À l’inverse, très régulièrement, des chercheur·ses en études culturelles, décoloniales ou de genre sont harcelé·es, agressé·es, évincé·es pour leurs positions académiques et politiques : Nahema Hanafi, maîtresse de conférences en histoire moderne à l’université d’Angers, menacée sur les réseaux sociaux pour son travail de terrain sur des cyber-escrocs d’Afrique de l’Ouest dans une perspective décoloniale et violemment harcelée au sein de la recherche, ou encore Nonna Mayer, cible de « l’Observatoire du décolonialisme et des idéologies identitaires », groupe de chercheurs de droite et d’extrême droite, pour ses travaux sur l’islamophobie et écartée du poste de la présidence de la Fondation nationale des sciences politiques à la succession de Duhamel car jugée trop proche des thèses décoloniales et intersectionnelles.

Les propos de Vidal sur l’islamo-gauchisme ont eu un impact important et grave : depuis, se succèdent harcèlement, violences et menaces redoublées envers certain·es chercheur·ses. Un communiqué de la Commission de géographie féministe du CNFG le 22 mars 2021, en soutien à Rachele Borghi, géographe elle aussi visée par des attaques violentes pour ses travaux sur les questions queers et féministes, le souligne :

« Depuis plusieurs semaines, les propos répétés de Frédérique Vidal, qui prétend que l’université et la recherche publique françaises sont “gangrénées” par un supposé “islamo-gauchisme”, ont déclenché de nombreuses attaques, individuelles et collectives, contre des collègues et leurs travaux. Ces attaques, qui devraient se limiter à des débats d’idées, dérivent dangereusement vers des dénonciations calomnieuses de la part de certaines personnalités universitaires qui se servent des privilèges que leur accordent à la fois leur statut dans le monde académique et leur notoriété liée à la multiplication de prises de parole dans la sphère, pour simuler un débat scientifique alors que dévoyant toute rigueur scientifique. »

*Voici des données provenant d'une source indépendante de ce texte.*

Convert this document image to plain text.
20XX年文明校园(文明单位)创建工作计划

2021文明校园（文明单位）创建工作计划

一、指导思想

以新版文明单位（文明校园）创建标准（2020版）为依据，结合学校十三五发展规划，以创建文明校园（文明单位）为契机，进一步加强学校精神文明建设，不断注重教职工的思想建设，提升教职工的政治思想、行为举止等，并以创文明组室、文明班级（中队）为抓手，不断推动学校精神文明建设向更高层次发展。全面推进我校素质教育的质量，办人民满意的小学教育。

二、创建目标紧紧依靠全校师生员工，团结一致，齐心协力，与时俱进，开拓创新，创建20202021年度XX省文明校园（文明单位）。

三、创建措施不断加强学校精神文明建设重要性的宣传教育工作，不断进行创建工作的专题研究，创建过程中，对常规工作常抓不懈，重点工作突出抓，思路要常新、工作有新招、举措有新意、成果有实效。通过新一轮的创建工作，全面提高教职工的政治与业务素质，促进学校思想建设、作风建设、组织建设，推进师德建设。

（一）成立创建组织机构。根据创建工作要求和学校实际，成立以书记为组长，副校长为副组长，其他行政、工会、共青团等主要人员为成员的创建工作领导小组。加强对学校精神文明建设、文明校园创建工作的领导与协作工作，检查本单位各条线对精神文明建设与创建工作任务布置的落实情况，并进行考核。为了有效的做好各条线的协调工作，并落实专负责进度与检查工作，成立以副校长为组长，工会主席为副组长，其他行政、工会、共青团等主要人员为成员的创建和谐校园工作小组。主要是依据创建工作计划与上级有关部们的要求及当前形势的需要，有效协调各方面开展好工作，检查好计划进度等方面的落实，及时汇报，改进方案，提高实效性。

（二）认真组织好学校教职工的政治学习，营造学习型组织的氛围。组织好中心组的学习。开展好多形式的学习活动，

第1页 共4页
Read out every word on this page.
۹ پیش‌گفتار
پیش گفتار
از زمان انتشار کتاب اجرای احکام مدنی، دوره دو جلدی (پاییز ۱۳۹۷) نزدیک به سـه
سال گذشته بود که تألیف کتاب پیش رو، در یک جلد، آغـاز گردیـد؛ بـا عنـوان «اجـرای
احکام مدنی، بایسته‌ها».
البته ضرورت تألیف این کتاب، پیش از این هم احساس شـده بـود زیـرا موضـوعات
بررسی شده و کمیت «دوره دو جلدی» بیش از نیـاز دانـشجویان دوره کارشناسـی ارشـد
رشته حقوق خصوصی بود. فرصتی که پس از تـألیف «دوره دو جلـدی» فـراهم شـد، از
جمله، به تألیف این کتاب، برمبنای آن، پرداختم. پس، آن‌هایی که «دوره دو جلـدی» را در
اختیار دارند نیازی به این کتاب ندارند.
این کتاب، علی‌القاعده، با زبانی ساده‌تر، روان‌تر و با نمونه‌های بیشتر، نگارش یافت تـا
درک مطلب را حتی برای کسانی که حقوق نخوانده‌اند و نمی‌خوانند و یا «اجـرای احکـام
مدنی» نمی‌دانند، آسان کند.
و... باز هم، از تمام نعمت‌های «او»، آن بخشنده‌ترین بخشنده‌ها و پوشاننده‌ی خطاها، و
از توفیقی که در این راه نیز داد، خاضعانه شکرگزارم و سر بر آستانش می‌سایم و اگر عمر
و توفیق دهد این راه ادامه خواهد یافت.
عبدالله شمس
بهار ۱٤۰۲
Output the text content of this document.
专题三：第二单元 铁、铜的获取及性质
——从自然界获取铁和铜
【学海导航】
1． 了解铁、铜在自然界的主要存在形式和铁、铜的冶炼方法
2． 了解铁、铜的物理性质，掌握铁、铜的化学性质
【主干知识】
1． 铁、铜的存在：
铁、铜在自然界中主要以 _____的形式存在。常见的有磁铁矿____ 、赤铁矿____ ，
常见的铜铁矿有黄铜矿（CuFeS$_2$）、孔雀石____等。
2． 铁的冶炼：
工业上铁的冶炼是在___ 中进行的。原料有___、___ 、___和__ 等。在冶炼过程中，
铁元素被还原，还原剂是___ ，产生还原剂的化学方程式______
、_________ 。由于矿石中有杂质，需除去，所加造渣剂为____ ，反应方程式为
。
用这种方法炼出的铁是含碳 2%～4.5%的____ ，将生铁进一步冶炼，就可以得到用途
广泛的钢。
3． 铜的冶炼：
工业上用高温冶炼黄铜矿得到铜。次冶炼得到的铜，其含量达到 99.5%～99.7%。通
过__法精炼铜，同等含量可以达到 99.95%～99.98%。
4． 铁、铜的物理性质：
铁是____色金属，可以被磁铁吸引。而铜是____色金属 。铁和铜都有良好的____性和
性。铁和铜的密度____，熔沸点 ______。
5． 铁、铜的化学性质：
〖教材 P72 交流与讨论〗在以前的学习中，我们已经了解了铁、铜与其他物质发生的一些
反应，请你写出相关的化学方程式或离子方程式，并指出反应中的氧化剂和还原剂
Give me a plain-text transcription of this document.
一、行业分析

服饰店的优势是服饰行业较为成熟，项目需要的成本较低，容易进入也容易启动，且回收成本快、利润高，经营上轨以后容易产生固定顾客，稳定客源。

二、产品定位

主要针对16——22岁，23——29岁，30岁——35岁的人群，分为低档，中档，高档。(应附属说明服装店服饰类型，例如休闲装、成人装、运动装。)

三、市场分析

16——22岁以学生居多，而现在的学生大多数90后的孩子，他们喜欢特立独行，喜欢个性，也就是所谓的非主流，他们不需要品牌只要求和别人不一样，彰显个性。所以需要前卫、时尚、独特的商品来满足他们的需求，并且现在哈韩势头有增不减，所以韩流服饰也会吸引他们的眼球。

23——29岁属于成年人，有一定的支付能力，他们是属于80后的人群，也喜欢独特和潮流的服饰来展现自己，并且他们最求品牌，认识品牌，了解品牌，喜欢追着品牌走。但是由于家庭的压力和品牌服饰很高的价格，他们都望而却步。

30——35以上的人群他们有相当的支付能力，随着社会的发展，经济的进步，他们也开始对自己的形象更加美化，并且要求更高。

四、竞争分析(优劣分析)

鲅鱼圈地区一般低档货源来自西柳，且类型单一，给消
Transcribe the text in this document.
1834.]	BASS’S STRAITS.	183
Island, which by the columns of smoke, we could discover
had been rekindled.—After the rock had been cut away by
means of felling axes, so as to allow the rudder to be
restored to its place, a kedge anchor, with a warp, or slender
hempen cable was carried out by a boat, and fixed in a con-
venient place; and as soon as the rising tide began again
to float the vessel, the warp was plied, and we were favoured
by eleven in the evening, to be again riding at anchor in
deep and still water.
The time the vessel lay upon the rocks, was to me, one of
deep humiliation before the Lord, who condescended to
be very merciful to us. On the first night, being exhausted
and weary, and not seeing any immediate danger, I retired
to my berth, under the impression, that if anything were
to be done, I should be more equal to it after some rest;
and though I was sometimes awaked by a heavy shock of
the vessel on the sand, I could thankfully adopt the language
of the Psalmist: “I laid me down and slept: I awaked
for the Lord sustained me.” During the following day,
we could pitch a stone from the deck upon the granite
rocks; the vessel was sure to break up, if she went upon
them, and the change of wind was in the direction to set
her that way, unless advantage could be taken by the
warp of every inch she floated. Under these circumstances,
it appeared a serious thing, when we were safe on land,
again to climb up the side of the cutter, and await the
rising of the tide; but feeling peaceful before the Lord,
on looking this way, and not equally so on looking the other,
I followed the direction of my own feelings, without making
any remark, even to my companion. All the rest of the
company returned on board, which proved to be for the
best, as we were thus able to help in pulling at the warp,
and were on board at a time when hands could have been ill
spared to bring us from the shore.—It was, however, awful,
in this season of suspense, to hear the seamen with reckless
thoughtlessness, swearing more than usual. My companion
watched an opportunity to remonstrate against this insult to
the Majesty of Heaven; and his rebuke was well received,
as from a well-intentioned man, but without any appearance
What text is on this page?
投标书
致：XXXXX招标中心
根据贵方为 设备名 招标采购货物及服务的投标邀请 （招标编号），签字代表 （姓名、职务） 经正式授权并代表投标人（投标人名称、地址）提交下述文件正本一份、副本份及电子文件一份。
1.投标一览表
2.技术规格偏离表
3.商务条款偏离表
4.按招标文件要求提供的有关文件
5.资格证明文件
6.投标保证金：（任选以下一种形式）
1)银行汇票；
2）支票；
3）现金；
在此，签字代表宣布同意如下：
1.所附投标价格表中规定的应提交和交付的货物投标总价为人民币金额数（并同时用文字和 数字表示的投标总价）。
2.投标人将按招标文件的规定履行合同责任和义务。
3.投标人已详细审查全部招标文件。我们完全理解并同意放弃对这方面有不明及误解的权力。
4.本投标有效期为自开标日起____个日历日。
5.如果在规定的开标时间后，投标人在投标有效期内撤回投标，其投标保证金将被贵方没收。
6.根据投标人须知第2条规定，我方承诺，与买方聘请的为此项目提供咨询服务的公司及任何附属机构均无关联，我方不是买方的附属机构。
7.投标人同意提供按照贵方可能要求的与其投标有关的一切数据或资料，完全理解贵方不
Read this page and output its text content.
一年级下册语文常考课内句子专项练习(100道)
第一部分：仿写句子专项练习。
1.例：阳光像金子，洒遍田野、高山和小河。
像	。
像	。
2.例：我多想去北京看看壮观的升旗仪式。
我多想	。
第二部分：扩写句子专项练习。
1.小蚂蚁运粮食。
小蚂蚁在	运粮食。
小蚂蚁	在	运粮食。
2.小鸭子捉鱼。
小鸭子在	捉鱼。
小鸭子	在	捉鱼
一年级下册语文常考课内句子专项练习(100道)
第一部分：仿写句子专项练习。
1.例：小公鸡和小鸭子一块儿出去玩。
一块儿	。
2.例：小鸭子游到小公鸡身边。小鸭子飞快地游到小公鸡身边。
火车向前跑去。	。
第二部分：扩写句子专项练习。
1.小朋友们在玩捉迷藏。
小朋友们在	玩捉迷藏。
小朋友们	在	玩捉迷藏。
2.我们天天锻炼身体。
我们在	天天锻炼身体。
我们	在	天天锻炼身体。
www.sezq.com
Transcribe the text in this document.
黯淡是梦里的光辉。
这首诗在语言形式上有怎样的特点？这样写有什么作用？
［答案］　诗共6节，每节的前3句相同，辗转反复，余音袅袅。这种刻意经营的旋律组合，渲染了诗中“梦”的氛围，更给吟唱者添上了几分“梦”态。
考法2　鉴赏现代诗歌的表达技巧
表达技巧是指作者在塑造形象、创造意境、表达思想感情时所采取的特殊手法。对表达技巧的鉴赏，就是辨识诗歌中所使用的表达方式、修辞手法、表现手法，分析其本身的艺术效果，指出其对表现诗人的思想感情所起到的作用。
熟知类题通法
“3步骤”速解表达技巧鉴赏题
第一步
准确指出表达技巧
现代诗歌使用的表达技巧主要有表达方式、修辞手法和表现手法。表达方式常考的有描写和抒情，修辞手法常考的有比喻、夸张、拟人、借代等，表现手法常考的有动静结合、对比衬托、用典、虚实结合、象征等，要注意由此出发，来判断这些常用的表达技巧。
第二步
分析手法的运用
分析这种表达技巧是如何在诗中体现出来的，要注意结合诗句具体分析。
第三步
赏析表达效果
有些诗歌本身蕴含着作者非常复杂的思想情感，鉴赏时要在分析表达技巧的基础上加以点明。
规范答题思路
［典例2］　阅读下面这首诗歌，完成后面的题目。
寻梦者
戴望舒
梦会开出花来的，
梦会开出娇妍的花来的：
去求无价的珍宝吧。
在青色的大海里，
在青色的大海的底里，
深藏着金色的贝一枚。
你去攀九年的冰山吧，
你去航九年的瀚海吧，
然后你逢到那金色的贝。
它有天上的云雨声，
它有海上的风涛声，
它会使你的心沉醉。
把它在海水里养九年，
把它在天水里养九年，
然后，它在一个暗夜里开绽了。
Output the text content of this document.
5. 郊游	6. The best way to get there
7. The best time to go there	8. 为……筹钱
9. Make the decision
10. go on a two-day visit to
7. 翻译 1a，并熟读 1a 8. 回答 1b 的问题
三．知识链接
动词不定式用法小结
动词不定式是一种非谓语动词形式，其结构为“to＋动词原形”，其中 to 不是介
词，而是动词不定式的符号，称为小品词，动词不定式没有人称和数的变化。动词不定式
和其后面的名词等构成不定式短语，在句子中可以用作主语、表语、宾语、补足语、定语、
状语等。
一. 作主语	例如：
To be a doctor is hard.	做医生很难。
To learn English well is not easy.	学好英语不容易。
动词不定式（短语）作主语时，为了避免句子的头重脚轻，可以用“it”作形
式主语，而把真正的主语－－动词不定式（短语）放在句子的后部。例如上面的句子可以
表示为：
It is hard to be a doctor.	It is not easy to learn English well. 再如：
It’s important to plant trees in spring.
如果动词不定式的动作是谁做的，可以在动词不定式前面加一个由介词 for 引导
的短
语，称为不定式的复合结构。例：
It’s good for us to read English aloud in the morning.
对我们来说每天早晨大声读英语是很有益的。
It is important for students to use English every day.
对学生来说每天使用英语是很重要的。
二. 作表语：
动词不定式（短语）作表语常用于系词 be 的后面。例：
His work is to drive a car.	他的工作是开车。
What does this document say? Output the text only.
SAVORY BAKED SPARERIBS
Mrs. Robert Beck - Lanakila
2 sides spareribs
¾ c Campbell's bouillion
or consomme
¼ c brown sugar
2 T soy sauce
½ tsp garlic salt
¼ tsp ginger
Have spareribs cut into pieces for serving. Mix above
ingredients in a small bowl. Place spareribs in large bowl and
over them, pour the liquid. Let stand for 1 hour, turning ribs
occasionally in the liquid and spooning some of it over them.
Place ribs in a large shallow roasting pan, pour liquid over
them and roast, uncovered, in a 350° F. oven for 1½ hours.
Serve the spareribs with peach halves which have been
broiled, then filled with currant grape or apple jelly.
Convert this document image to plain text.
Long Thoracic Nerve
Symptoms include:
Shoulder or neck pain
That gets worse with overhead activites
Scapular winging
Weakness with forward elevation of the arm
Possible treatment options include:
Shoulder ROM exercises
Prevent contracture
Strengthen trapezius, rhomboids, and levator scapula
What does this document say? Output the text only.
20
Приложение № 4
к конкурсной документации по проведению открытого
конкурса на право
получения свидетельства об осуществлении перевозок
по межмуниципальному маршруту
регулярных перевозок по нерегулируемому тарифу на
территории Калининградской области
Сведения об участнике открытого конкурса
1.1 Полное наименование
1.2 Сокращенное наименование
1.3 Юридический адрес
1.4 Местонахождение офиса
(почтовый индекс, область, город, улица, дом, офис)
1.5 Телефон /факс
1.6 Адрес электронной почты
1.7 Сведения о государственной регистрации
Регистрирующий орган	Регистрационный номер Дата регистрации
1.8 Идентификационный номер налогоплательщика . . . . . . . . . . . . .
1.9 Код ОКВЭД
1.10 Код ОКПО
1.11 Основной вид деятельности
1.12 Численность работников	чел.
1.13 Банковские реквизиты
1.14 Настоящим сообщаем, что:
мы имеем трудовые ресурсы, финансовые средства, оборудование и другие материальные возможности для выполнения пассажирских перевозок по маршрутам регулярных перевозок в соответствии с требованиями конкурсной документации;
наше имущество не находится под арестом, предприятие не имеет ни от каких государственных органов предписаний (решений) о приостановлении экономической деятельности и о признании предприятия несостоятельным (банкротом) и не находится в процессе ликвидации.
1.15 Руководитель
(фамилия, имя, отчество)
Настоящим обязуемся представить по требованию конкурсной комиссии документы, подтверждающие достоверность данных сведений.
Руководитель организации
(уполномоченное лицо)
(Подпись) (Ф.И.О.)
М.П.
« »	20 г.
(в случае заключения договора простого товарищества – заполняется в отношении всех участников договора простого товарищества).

L’enjeu est celui-là, Madame Vidal. L’université française est gangrenée par un savoir hégémonique qui refuse de se remettre en question et d’ouvrir des nouveaux champs d’études, elle est gangrenée par les harceleurs moraux et sexuels. Elle est aussi gangrenée par la précarité et la pauvreté étudiante, des réalités violentes au regard desquelles votre déclaration hors-sol est un énième outrage insupportable.